Je te souhaite de ne rien avoir de moi ou de ma famille, je te souhaite d'être le mélange harmonieux de notre amour, autant Black que Carrow, mais surtout ; ni l'un ni l'autre.

Hélène et moi avons tourné le dos à nos familles, à nos traditions désuètes et dangereuses pour enfin vivre. Il n'y a pas de honte à remettre en cause les principes établis, ils ne sont pas forcément bons ni justes. Je te souhaite de vivre pleinement, comme j'ai vécu, de rencontrer des personnes formidables qui sauront te faire grandir et devenir une meilleure personne.

J'espère que tu auras le courage insolent des Lions, l'émerveillement de ceux qui découvrent tous les matins sous un jour nouveau, l'amour brulant de ceux qui ont une confiance sans limites dans le genre humain. Je te souhaite les étoiles et tout le bien que ce monde à offrir. Je te souhaite d'échouer pour mieux te relever et de toujours trouver une main tendue pour te hisser sur tes pieds, je te souhaite de courir, aussi loin que dure le jour et de partir pour découvrir ce que le monde a à t'offrir.

Mais même là ce serait trop peu tellement j'aurai voulu te faire cadeau de tout.

J'aurais tant désiré être là, à te voir grandir, t'épanouir ; simplement respirer. J'ai tellement prié pour être à vos côtés que j'en suis devenu fou, de chagrin, d'espoir, de regrets.

Je regrette cette vie derrière les barreaux qui m'a privé de tout ce dont je pouvais te faire don, je n'ai pas la prétention de me croire indispensable à ta vie, ta mère est bien assez pour t'élever dans l'amour et la stabilité qu'elle non plus n'a pas connus. Cela me rassure tellement qu'elle soit celle qui te porte, que tu dois bien protéger au creux de son être, au chaud derrière son cœur et sa gentillesse. S'il avait fallu un seul de nous pour être là pour toi, c'est elle qu'il aurait fallu choisir.

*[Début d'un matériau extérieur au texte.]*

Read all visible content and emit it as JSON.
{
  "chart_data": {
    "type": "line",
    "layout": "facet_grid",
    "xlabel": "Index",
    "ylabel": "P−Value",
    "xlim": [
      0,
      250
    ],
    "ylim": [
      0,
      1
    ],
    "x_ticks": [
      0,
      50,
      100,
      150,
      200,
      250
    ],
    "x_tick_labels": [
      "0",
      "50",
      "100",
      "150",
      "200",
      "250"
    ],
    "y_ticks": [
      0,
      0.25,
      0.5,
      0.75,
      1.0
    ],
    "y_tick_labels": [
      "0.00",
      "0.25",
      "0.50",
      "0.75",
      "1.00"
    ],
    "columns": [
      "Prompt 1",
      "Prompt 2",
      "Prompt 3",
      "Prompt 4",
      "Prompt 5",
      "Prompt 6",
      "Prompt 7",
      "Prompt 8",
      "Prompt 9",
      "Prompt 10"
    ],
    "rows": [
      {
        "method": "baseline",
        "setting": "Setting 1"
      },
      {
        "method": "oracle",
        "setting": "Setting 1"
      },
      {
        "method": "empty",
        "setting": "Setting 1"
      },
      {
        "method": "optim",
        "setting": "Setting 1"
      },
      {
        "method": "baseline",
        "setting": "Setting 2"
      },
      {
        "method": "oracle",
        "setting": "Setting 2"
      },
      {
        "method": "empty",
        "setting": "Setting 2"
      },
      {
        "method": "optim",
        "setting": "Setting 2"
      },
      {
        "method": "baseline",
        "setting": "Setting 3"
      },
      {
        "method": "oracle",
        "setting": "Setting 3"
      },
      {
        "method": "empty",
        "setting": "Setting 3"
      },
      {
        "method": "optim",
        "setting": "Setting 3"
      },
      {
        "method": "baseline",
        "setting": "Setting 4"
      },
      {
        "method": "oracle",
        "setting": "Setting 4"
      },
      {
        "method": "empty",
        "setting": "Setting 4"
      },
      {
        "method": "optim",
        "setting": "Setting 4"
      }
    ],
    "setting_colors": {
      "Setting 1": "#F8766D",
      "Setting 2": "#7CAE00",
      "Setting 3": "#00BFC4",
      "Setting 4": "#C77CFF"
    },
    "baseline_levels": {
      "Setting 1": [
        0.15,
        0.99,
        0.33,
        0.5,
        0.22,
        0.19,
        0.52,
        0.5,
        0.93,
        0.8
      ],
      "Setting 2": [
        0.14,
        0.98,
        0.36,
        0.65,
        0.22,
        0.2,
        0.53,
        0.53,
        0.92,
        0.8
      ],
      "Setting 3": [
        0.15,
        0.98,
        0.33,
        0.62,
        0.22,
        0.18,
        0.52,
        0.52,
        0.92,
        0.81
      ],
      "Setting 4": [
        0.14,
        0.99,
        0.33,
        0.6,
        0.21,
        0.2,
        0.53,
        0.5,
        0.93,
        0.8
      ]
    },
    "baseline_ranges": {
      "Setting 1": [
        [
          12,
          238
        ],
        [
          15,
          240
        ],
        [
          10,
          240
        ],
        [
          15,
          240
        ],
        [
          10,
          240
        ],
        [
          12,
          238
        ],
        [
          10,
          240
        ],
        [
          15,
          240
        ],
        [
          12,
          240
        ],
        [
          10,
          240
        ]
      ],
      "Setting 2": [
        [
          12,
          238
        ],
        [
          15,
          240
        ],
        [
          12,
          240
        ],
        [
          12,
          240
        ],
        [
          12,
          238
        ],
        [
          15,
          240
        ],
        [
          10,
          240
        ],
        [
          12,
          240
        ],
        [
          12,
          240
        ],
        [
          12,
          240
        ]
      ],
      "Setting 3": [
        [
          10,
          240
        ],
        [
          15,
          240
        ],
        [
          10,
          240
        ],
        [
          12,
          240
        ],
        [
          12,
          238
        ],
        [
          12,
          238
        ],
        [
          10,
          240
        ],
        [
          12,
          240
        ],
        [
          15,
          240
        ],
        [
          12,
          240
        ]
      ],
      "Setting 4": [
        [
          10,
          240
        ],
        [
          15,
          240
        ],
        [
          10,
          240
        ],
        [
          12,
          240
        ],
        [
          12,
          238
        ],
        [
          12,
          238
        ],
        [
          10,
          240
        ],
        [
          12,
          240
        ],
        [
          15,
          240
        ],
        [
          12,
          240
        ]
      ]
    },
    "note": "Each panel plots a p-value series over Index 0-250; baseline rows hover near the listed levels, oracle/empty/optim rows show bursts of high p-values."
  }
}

Mais voilà, je suis un homme vieux et aigri ; perclus de douleurs et empli de regrets.

Je ressasse mes désirs de tout recommencer et de pouvoir te tenir, poupon adorable au creux de mes mains qui n'auraient pas causé tant de souffrance, je désire si ardemment t'embrasser tes joues chaudes et de voir tes yeux voilés qu'ont tous les nouveau-nés s'ouvrir pour me regarder.

Mais je le sais, mon tour est passé.

Tu n'es plus un bébé, pas même un enfant.

Je ne pourrais me prétendre être ton père, moi qui ne t'ai jamais réconforté quand un cauchemar t'a cueilli dans le ventre de la nuit ; ou qui n'ai pas assisté débordant d'un amour niais à tes premiers mots mal articulés. Au fur et à mesure de mes vaines recherches je suis arrivé à la conclusion que vous n'êtes jamais arrivés en France. Je n'ai trouvé aucune trace d'Hélène, aucune trace de toi.

Cependant je ne peux me résoudre à cette fatalité, je ne veux pas abandonner.

Car si j'accepte que vous soyez morts, j'accepte de mourir aussi. Pendant toutes ces années, dévoré par les détraqueurs, seul le fantasme de ce foyer chaleureux m'a fait tenir, et pour ma santé mentale je ne peux me résoudre.

C'est une recherche exténuante, mais qui est plus douce que le déchirement de savoir que je suis seul sur cette terre à penser à vous. Si je meurs, le visage si doux d'Hélène et le corps flou et chaud de mon enfant disparaitront avec moi.